How this could change

• The proposed changes seek to alleviate the pressure on small businesses by removing some of the responsibility and being less of a “one size fits all” solution.

• This would mean that large data-handling entities such as Google, Amazon, Facebook, and even the NHS could have different data rights and responsibilities to small, independent firms.

• It may mean an end to those continual pop-ups that UK citizens see whenever they visit a new web page.

• New rules would also make it easier for UK organisations to send and share data about UK citizens to other countries with similarly robust data standards, such as Singapore, Dubai, Columbia, and the United States.

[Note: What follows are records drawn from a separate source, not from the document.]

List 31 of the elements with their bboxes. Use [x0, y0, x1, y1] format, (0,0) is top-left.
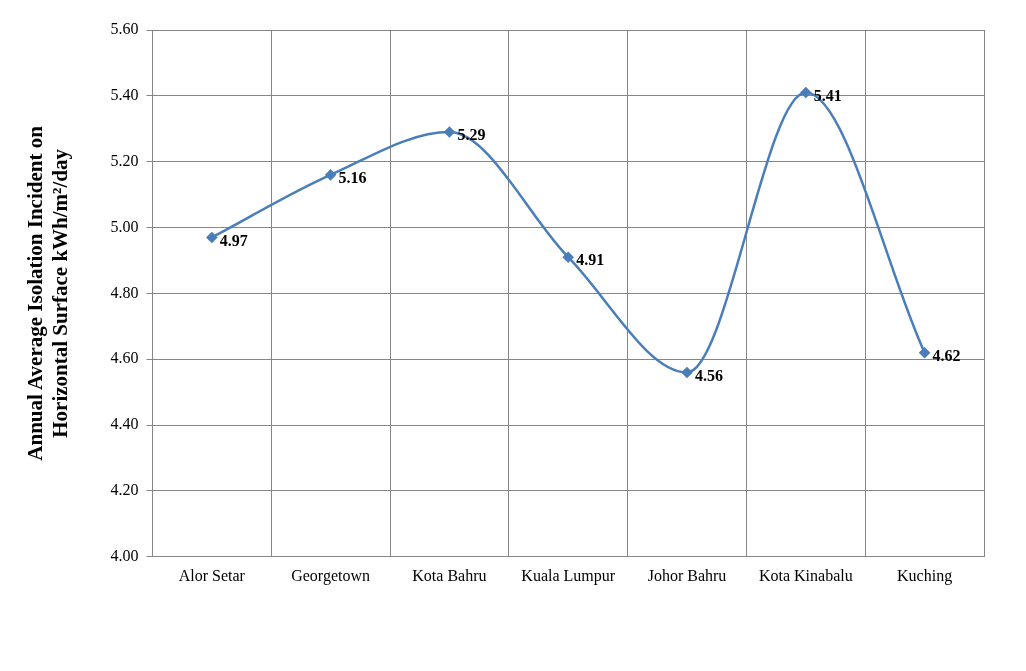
- y-tick-label: 5.20: [110, 151, 139, 169]
- data-label: 5.29: [457, 126, 486, 144]
- data-label: 4.97: [219, 231, 248, 249]
- y-tick-label: 5.60: [110, 20, 139, 38]
- point: [681, 367, 693, 378]
- x-tick-label: Kota Bahru: [412, 566, 487, 584]
- y-tick-label: 4.40: [110, 415, 139, 433]
- x-tick-label: Kota Kinabalu: [758, 566, 853, 584]
- data-label: 5.16: [338, 169, 367, 187]
- x-tick-label: Georgetown: [291, 566, 370, 585]
- point: [919, 347, 930, 358]
- data-label: 4.62: [932, 346, 961, 364]
- data-label: 5.41: [813, 86, 842, 104]
- x-tick-label: Alor Setar: [178, 566, 246, 584]
- x-tick-label: Kuala Lumpur: [521, 566, 616, 585]
- point: [444, 126, 455, 138]
- point: [206, 232, 218, 243]
- point: [325, 169, 336, 181]
- data-label: 4.91: [576, 251, 605, 269]
- data-label: 4.56: [695, 366, 723, 384]
- y-tick-label: 4.60: [110, 349, 139, 367]
- y-tick-label: 4.00: [110, 547, 139, 564]
- x-tick-label: Johor Bahru: [647, 566, 727, 584]
- y-tick-label: 5.40: [110, 86, 139, 104]
- point: [562, 251, 574, 263]
- y-axis-title: Annual Average Isolation Incident on Horizontal Surface kWh/m²/day: [23, 125, 73, 461]
- y-tick-label: 4.80: [110, 283, 139, 301]
- y-tick-label: 5.00: [110, 217, 139, 235]
- x-tick-label: Kuching: [897, 566, 953, 585]
- y-tick-label: 4.20: [110, 481, 139, 499]
- point: [800, 87, 812, 98]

This will not let British businesses off the hook entirely.

EU citizens will still be able to exercise their GDPR rights over British businesses, as those rights are universal. It means that UK firms should still keep their GDPR processes in place. In fact, it is quite likely that these processes will be placed under even higher scrutiny once the UK starts operating under a different system. As a recruiter, if you are sourcing talent or clients from within the EU, you are likely to be impacted by this.

There is also a concern that a new UK system may be deemed inadequate in matching the robustness of the existing GDPR. Should this be the case, UK firms would be blocked from transmitting data of EU citizens to outside countries.

This means that British organisations may, in effect, need to ban EU citizens from their platforms and services as they would be unable to demonstrate legal processing of those individuals’ data. For enterprises with EMEA-facing activity, this could pose the stark choice: relocate, or cease operations.

Clearly, there will be tough decisions facing some UK enterprises. there is also likely to be a fresh round of “compliance panic” and last-minute report filing. eBoss will keep you updated with all of the developments.